Defendants include Teva Pharmaceuticals, Endo Pharmaceuticals, Allegan Finance and McKesson Corp., which did not respond to requests for comment. Cardinal Health, also accused, declined to comment.

“AmerisourceBergen is eager to share with the court the facts about our role in the supply chain and our long-standing commitment to fulfill our regulatory responsibilities and do our part to address the opioid crisis,” said the accused. AmerisourceBergen in a statement.

“As a distributor of a wide range of prescription drugs to DEA and state approved pharmacies and hospitals, AmerisourceBergen does not determine the supply of the drugs it distributes and does not impact the demand for these drugs, ”the company added.

Related cases against OxyContin maker Purdue Pharma and other companies are now in U.S. bankruptcy court.

“It’s not about punishment”

Jeff Reynolds, treatment and recovery expert, said the trial could bring relief to families of people who have died of overdoses or struggling with addiction. He expects the lawsuit to show that the drug addicts were not struggling with moral or personal flaws, but were victims of a global enterprise aimed at reaping as much profit as possible.

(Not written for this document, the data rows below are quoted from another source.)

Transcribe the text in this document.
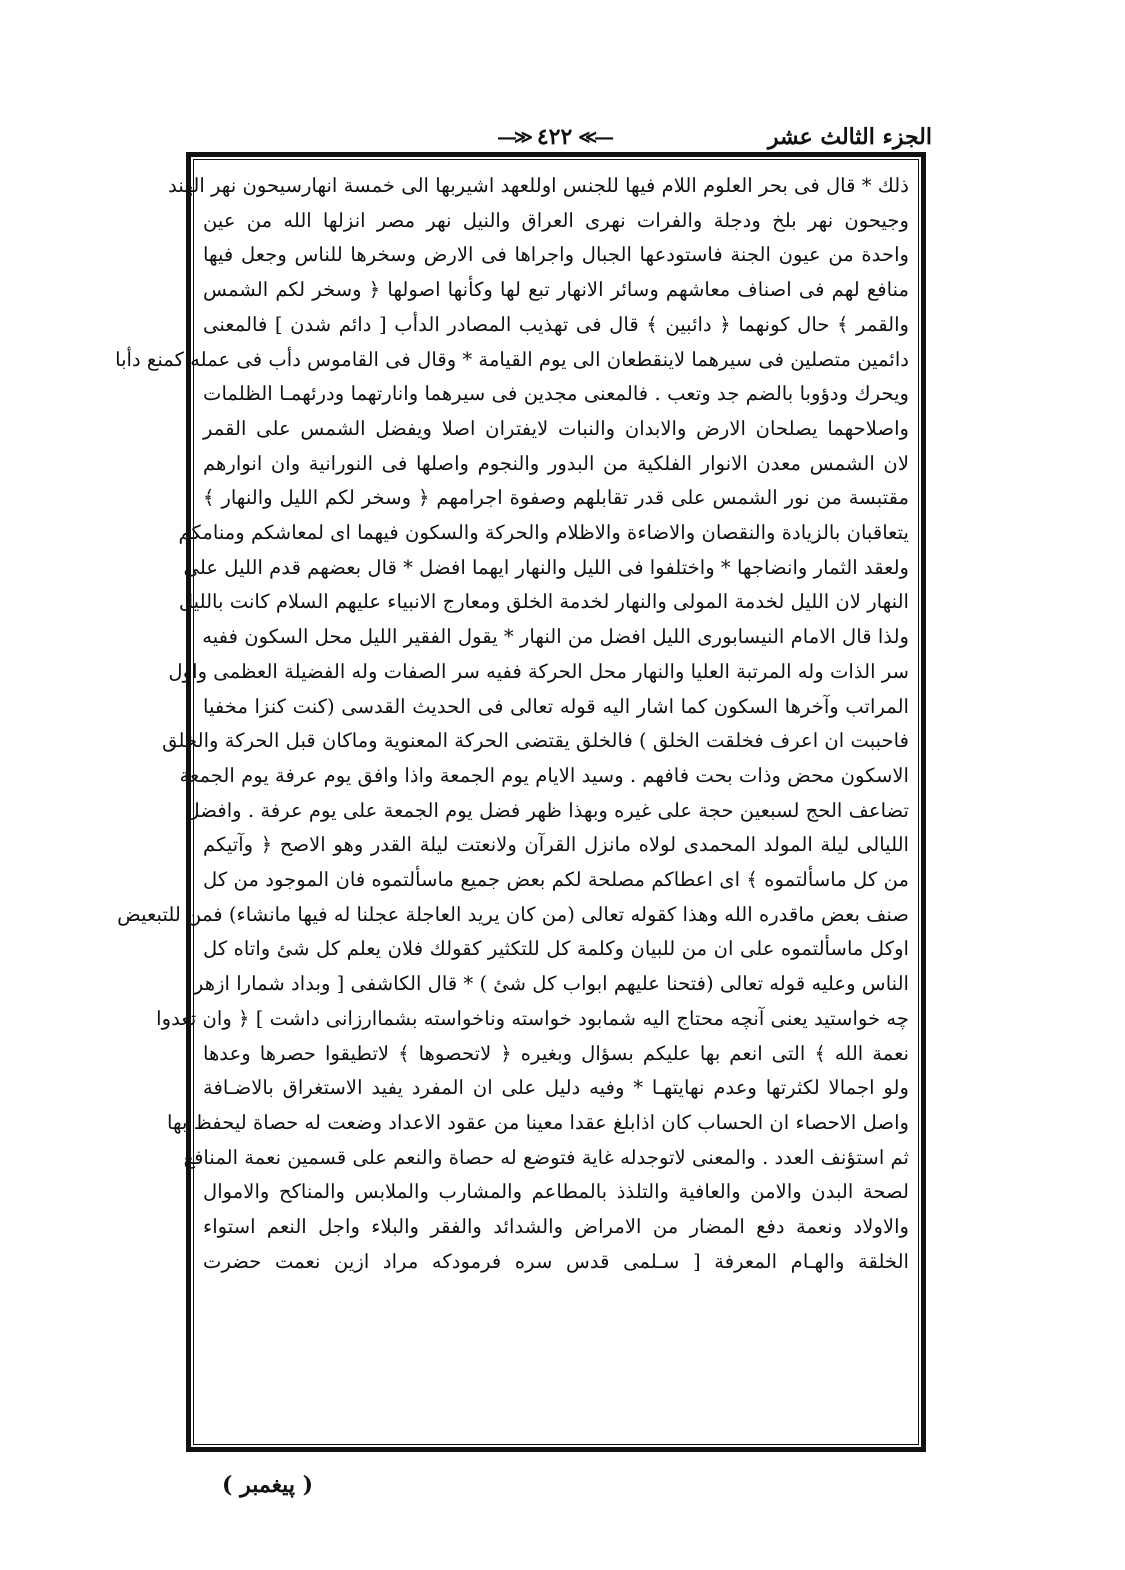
الجزء الثالث عشر
―≫ ٤٢٢ ≪―
ذلك * قال فى بحر العلوم اللام فيها للجنس اوللعهد اشيربها الى خمسة انهارسيحون نهر الهند
وجيحون نهر بلخ ودجلة والفرات نهرى العراق والنيل نهر مصر انزلها الله من عين
واحدة من عيون الجنة فاستودعها الجبال واجراها فى الارض وسخرها للناس وجعل فيها
منافع لهم فى اصناف معاشهم وسائر الانهار تبع لها وكأنها اصولها ﴿ وسخر لكم الشمس
والقمر ﴾ حال كونهما ﴿ دائبين ﴾ قال فى تهذيب المصادر الدأب [ دائم شدن ] فالمعنى
دائمين متصلين فى سيرهما لاينقطعان الى يوم القيامة * وقال فى القاموس دأب فى عمله كمنع دأبا
ويحرك ودؤوبا بالضم جد وتعب . فالمعنى مجدين فى سيرهما وانارتهما ودرئهمـا الظلمات
واصلاحهما يصلحان الارض والابدان والنبات لايفتران اصلا ويفضل الشمس على القمر
لان الشمس معدن الانوار الفلكية من البدور والنجوم واصلها فى النورانية وان انوارهم
مقتبسة من نور الشمس على قدر تقابلهم وصفوة اجرامهم ﴿ وسخر لكم الليل والنهار ﴾
يتعاقبان بالزيادة والنقصان والاضاءة والاظلام والحركة والسكون فيهما اى لمعاشكم ومنامكم
ولعقد الثمار وانضاجها * واختلفوا فى الليل والنهار ايهما افضل * قال بعضهم قدم الليل على
النهار لان الليل لخدمة المولى والنهار لخدمة الخلق ومعارج الانبياء عليهم السلام كانت بالليل
ولذا قال الامام النيسابورى الليل افضل من النهار * يقول الفقير الليل محل السكون ففيه
سر الذات وله المرتبة العليا والنهار محل الحركة ففيه سر الصفات وله الفضيلة العظمى واول
المراتب وآخرها السكون كما اشار اليه قوله تعالى فى الحديث القدسى (كنت كنزا مخفيا
فاحببت ان اعرف فخلقت الخلق ) فالخلق يقتضى الحركة المعنوية وماكان قبل الحركة والخلق
الاسكون محض وذات بحت فافهم . وسيد الايام يوم الجمعة واذا وافق يوم عرفة يوم الجمعة
تضاعف الحج لسبعين حجة على غيره وبهذا ظهر فضل يوم الجمعة على يوم عرفة . وافضل
الليالى ليلة المولد المحمدى لولاه مانزل القرآن ولانعتت ليلة القدر وهو الاصح ﴿ وآتيكم
من كل ماسألتموه ﴾ اى اعطاكم مصلحة لكم بعض جميع ماسألتموه فان الموجود من كل
صنف بعض ماقدره الله وهذا كقوله تعالى (من كان يريد العاجلة عجلنا له فيها مانشاء) فمن للتبعيض
اوكل ماسألتموه على ان من للبيان وكلمة كل للتكثير كقولك فلان يعلم كل شئ واتاه كل
الناس وعليه قوله تعالى (فتحنا عليهم ابواب كل شئ ) * قال الكاشفى [ وبداد شمارا ازهر
چه خواستيد يعنى آنچه محتاج اليه شمابود خواسته وناخواسته بشماارزانى داشت ] ﴿ وان تعدوا
نعمة الله ﴾ التى انعم بها عليكم بسؤال وبغيره ﴿ لاتحصوها ﴾ لاتطيقوا حصرها وعدها
ولو اجمالا لكثرتها وعدم نهايتهـا * وفيه دليل على ان المفرد يفيد الاستغراق بالاضـافة
واصل الاحصاء ان الحساب كان اذابلغ عقدا معينا من عقود الاعداد وضعت له حصاة ليحفظ بها
ثم استؤنف العدد . والمعنى لاتوجدله غاية فتوضع له حصاة والنعم على قسمين نعمة المنافع
لصحة البدن والامن والعافية والتلذذ بالمطاعم والمشارب والملابس والمناكح والاموال
والاولاد ونعمة دفع المضار من الامراض والشدائد والفقر والبلاء واجل النعم استواء
الخلقة والهـام المعرفة [ سـلمى قدس سره فرمودكه مراد ازين نعمت حضرت
( پيغمبر )
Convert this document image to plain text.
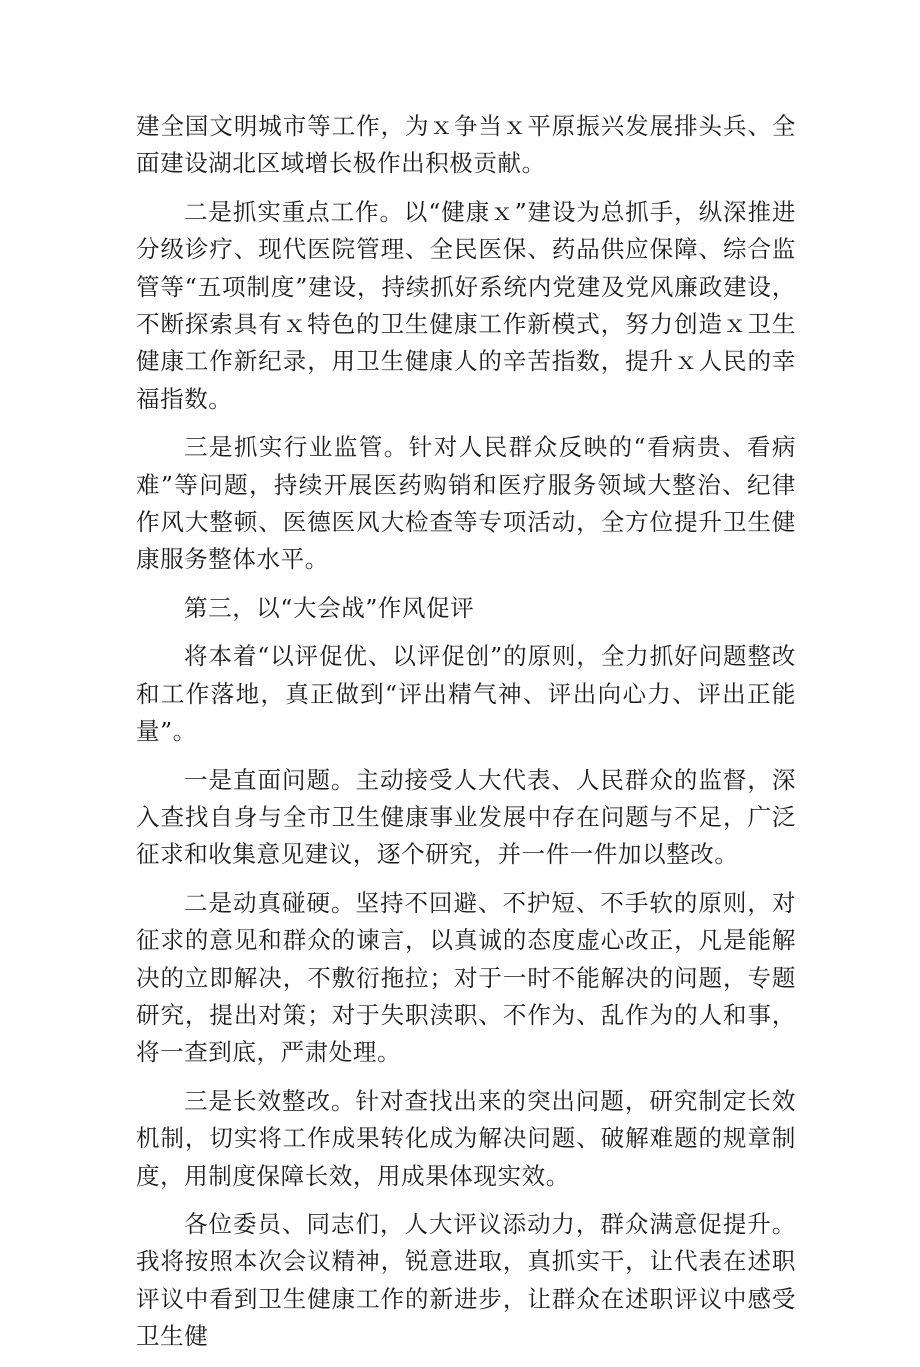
建全国文明城市等工作，为ｘ争当ｘ平原振兴发展排头兵、全面建设湖北区域增长极作出积极贡献。

二是抓实重点工作。以“健康ｘ”建设为总抓手，纵深推进分级诊疗、现代医院管理、全民医保、药品供应保障、综合监管等“五项制度”建设，持续抓好系统内党建及党风廉政建设，不断探索具有ｘ特色的卫生健康工作新模式，努力创造ｘ卫生健康工作新纪录，用卫生健康人的辛苦指数，提升ｘ人民的幸福指数。

三是抓实行业监管。针对人民群众反映的“看病贵、看病难”等问题，持续开展医药购销和医疗服务领域大整治、纪律作风大整顿、医德医风大检查等专项活动，全方位提升卫生健康服务整体水平。

第三，以“大会战”作风促评

将本着“以评促优、以评促创”的原则，全力抓好问题整改和工作落地，真正做到“评出精气神、评出向心力、评出正能量”。

一是直面问题。主动接受人大代表、人民群众的监督，深入查找自身与全市卫生健康事业发展中存在问题与不足，广泛征求和收集意见建议，逐个研究，并一件一件加以整改。

二是动真碰硬。坚持不回避、不护短、不手软的原则，对征求的意见和群众的谏言，以真诚的态度虚心改正，凡是能解决的立即解决，不敷衍拖拉；对于一时不能解决的问题，专题研究，提出对策；对于失职渎职、不作为、乱作为的人和事，将一查到底，严肃处理。

三是长效整改。针对查找出来的突出问题，研究制定长效机制，切实将工作成果转化成为解决问题、破解难题的规章制度，用制度保障长效，用成果体现实效。

各位委员、同志们，人大评议添动力，群众满意促提升。我将按照本次会议精神，锐意进取，真抓实干，让代表在述职评议中看到卫生健康工作的新进步，让群众在述职评议中感受卫生健
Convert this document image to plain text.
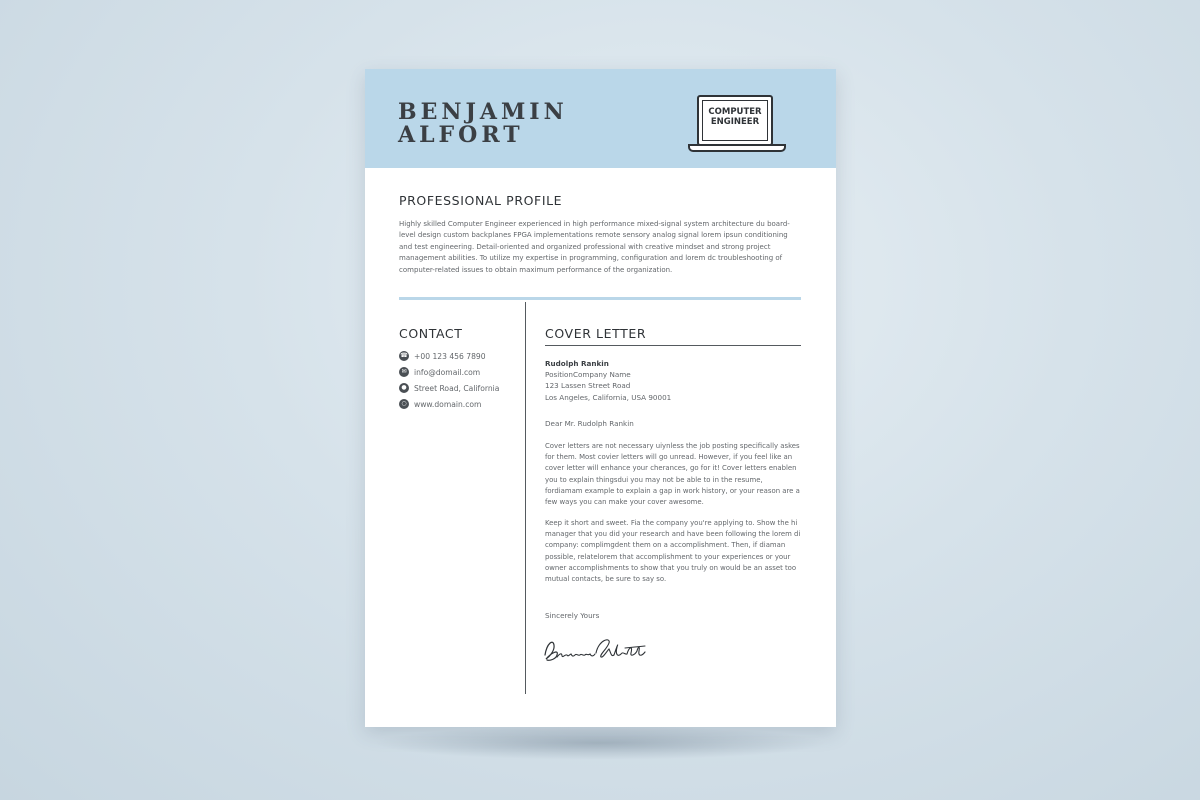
BENJAMIN
ALFORT
COMPUTER
ENGINEER
PROFESSIONAL PROFILE
Highly skilled Computer Engineer experienced in high performance mixed-signal system architecture du board-level design custom backplanes FPGA implementations remote sensory analog signal lorem ipsun conditioning and test engineering. Detail-oriented and organized professional with creative mindset and strong project management abilities. To utilize my expertise in programming, configuration and lorem dc troubleshooting of computer-related issues to obtain maximum performance of the organization.
CONTACT
☎ +00 123 456 7890
✉ info@domail.com
● Street Road, California
○ www.domain.com
COVER LETTER
Rudolph Rankin
PositionCompany Name
123 Lassen Street Road
Los Angeles, California, USA 90001
Dear Mr. Rudolph Rankin
Cover letters are not necessary uiynless the job posting specifically askes for them. Most covier letters will go unread. However, if you feel like an cover letter will enhance your cherances, go for it! Cover letters enablen you to explain thingsdui you may not be able to in the resume, fordiamam example to explain a gap in work history, or your reason are a few ways you can make your cover awesome.
Keep it short and sweet. Fia the company you're applying to. Show the hi manager that you did your research and have been following the lorem di company: complimgdent them on a accomplishment. Then, if diaman possible, relatelorem that accomplishment to your experiences or your owner accomplishments to show that you truly on would be an asset too mutual contacts, be sure to say so.
Sincerely Yours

“A lot of people have benefited from it,” said Reynolds, president and CEO of the Family and Children’s Association, a Nassau organization that provides drug treatment. “It could be a healing for families to see the big picture.”

Officials and addiction experts said it was important that all money from the trial be used for treatment and prevention. New York lawmakers unanimously approved a law on June 9 that would require funds from any defendants’ settlements to be spent on treatment, prevention and education programs, rather than being deposited into the general fund.

“While no amount of money will ever make up for the thousands of people who have lost their lives or become addicted to opioids across our state, nor will it bring comfort to the countless families torn apart by this crisis, this bill ensures the funds are used to prevent any future devastation, ”James says.

Governor Andrew M. Cuomo is reviewing the bill, according to a spokesperson.

The lawsuit comes as Nassau and Suffolk battle a worrying spike in deadly drug overdoses that authorities attribute to the pandemic. Fatal overdoses are expected to rise 34.1% in Nassau last year and 12% in Suffolk.

Police, prosecutors and public health experts say the rise in overdose deaths is due to social isolation, financial anxieties and mental health issues caused by the pandemic.

“It’s not about punishing, it’s about cleaning up the mess that they (the opioid manufacturers and distributors) have created,” Reynolds said. “There is a generation of children who grew up in an opioid epidemic. The trauma of this will be felt for generations.”